Central Limit Theorem


In 1989, I had used statistics regularly to solve process problems in semiconductor manufacturing while working as an assistant process engineer for NEC Semiconductors.  I had received many awards for solving wire bonding problems and my solutions were presented at the NEC Headquarters in Tokyo, Japan.
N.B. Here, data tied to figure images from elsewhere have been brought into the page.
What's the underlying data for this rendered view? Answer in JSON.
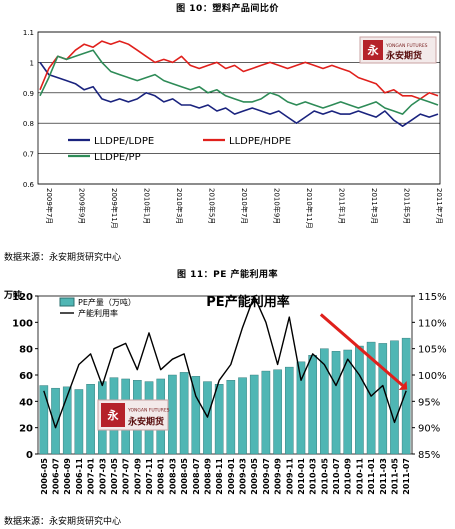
{
  "figure1": {
    "caption": "图 10：塑料产品间比价",
    "source": "数据来源：永安期货研究中心",
    "logo": {
      "en": "YONGAN FUTURES",
      "cn": "永安期货",
      "mark": "永"
    },
    "chart_data": {
      "type": "line",
      "xlabels": [
        "2009年7月",
        "2009年9月",
        "2009年11月",
        "2010年1月",
        "2010年3月",
        "2010年5月",
        "2010年7月",
        "2010年9月",
        "2010年11月",
        "2011年1月",
        "2011年3月",
        "2011年5月",
        "2011年7月"
      ],
      "y_ticks": [
        "0.6",
        "0.7",
        "0.8",
        "0.9",
        "1",
        "1.1"
      ],
      "ylim": [
        0.6,
        1.1
      ],
      "grid": "horizontal",
      "legend": [
        "LLDPE/LDPE",
        "LLDPE/HDPE",
        "LLDPE/PP"
      ],
      "series": [
        {
          "name": "LLDPE/LDPE",
          "color": "#1a237e",
          "values": [
            1.0,
            0.96,
            0.95,
            0.94,
            0.93,
            0.91,
            0.92,
            0.88,
            0.87,
            0.88,
            0.87,
            0.88,
            0.9,
            0.89,
            0.87,
            0.88,
            0.86,
            0.86,
            0.85,
            0.86,
            0.84,
            0.85,
            0.83,
            0.84,
            0.85,
            0.84,
            0.83,
            0.84,
            0.82,
            0.8,
            0.82,
            0.84,
            0.83,
            0.84,
            0.83,
            0.83,
            0.84,
            0.83,
            0.82,
            0.84,
            0.81,
            0.79,
            0.81,
            0.83,
            0.82,
            0.83
          ]
        },
        {
          "name": "LLDPE/HDPE",
          "color": "#e0201c",
          "values": [
            0.91,
            0.98,
            1.02,
            1.01,
            1.04,
            1.06,
            1.05,
            1.07,
            1.06,
            1.07,
            1.06,
            1.04,
            1.02,
            1.0,
            1.01,
            1.0,
            1.02,
            0.99,
            0.98,
            0.99,
            1.0,
            0.98,
            0.99,
            0.97,
            0.98,
            0.99,
            1.0,
            0.99,
            0.98,
            0.99,
            1.0,
            0.99,
            0.98,
            0.99,
            0.98,
            0.97,
            0.95,
            0.94,
            0.93,
            0.9,
            0.91,
            0.89,
            0.89,
            0.88,
            0.9,
            0.89
          ]
        },
        {
          "name": "LLDPE/PP",
          "color": "#2e8b57",
          "values": [
            0.89,
            0.95,
            1.02,
            1.01,
            1.02,
            1.03,
            1.04,
            1.0,
            0.97,
            0.96,
            0.95,
            0.94,
            0.95,
            0.96,
            0.94,
            0.93,
            0.92,
            0.91,
            0.92,
            0.9,
            0.91,
            0.89,
            0.88,
            0.87,
            0.87,
            0.88,
            0.9,
            0.89,
            0.87,
            0.86,
            0.87,
            0.86,
            0.85,
            0.86,
            0.87,
            0.86,
            0.85,
            0.86,
            0.87,
            0.85,
            0.84,
            0.83,
            0.86,
            0.88,
            0.87,
            0.86
          ]
        }
      ]
    }
  },
  "figure2": {
    "caption": "图 11：PE 产能利用率",
    "title": "PE产能利用率",
    "source": "数据来源：永安期货研究中心",
    "logo": {
      "en": "YONGAN FUTURES",
      "cn": "永安期货",
      "mark": "永"
    },
    "left_axis_label": "万吨",
    "chart_data": {
      "type": "bar+line",
      "categories": [
        "2006-05",
        "2006-07",
        "2006-09",
        "2006-11",
        "2007-01",
        "2007-03",
        "2007-05",
        "2007-07",
        "2007-09",
        "2007-11",
        "2008-01",
        "2008-03",
        "2008-05",
        "2008-07",
        "2008-09",
        "2008-11",
        "2009-01",
        "2009-03",
        "2009-05",
        "2009-07",
        "2009-09",
        "2009-11",
        "2010-01",
        "2010-03",
        "2010-05",
        "2010-07",
        "2010-09",
        "2010-11",
        "2011-01",
        "2011-03",
        "2011-05",
        "2011-07"
      ],
      "left_ticks": [
        "0",
        "20",
        "40",
        "60",
        "80",
        "100",
        "120"
      ],
      "right_ticks": [
        "85%",
        "90%",
        "95%",
        "100%",
        "105%",
        "110%",
        "115%"
      ],
      "ylim_left": [
        0,
        120
      ],
      "ylim_right": [
        85,
        115
      ],
      "legend": [
        "PE产量（万吨）",
        "产能利用率"
      ],
      "series": [
        {
          "name": "PE产量（万吨）",
          "axis": "left",
          "color": "#4fb6b4",
          "values": [
            52,
            50,
            51,
            49,
            53,
            55,
            58,
            57,
            56,
            55,
            57,
            60,
            62,
            59,
            55,
            53,
            56,
            58,
            60,
            63,
            64,
            66,
            70,
            75,
            80,
            78,
            79,
            82,
            85,
            84,
            86,
            88
          ]
        },
        {
          "name": "产能利用率",
          "axis": "right",
          "color": "#000000",
          "values": [
            97,
            90,
            96,
            102,
            104,
            98,
            105,
            106,
            101,
            108,
            101,
            103,
            104,
            96,
            92,
            99,
            102,
            109,
            115,
            110,
            102,
            111,
            99,
            104,
            102,
            98,
            103,
            100,
            96,
            98,
            91,
            97
          ]
        }
      ],
      "annotation": {
        "type": "trend-arrow",
        "color": "#e0201c"
      }
    }
  }
}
Image:  My NEC Award Certificates


In 1992, I left NEC to further my studies in Scotland at the University of Glasgow.   At the University of Glasgow was where I first heard about the Central Limit Theorem.

The Central Limit Theorem defined that "the sampling distributions of the mean from non-normal populations approach a normal distribution as the sample size increases" (Schumarker and Tomek 2013, 96).  

Dennis McNicholl (2002) had applied the Central Limit Theorem on DJIA closing prices from 24 Mar to 25 Oct 1999 and resulted in a DJIA bell shaped curve which indicated normal distribution.

Fast forward to June 2021, can the Central Limit Theorem still apply to Dow Jones Industrial, Nasdaq and the S&P500 indexes?  I followed McNicholl's (2002) way to apply the central limit theorem on DJI, Nasdaq and S&P500 closing prices from a year ago starting from yesterday.  Getting the DJI, NASDAQ and S&P500 data from Yahoo Finance into my excel spreadsheet, I generated the following curves using the concept of Central Limit Theorem:




My conclusion is that the Central Limit Theorem has proven to make the DJI, Nasdaq and S&P500 into a bell shaped curved that indicated normal distribution.  Since the prices of the indexes are distributed normally, we can apply statistics on stock picking effectively.  I will talk about stock picking later.  Stay tune...  

References:

McNicholl, Dennis. 2002. "Old statistical methods for new tricks in analysis." Futures, 31(5), 30.

Schumacker, Randall, and Sara Tomek. 2013. Understanding statistics using R. New York: Springer.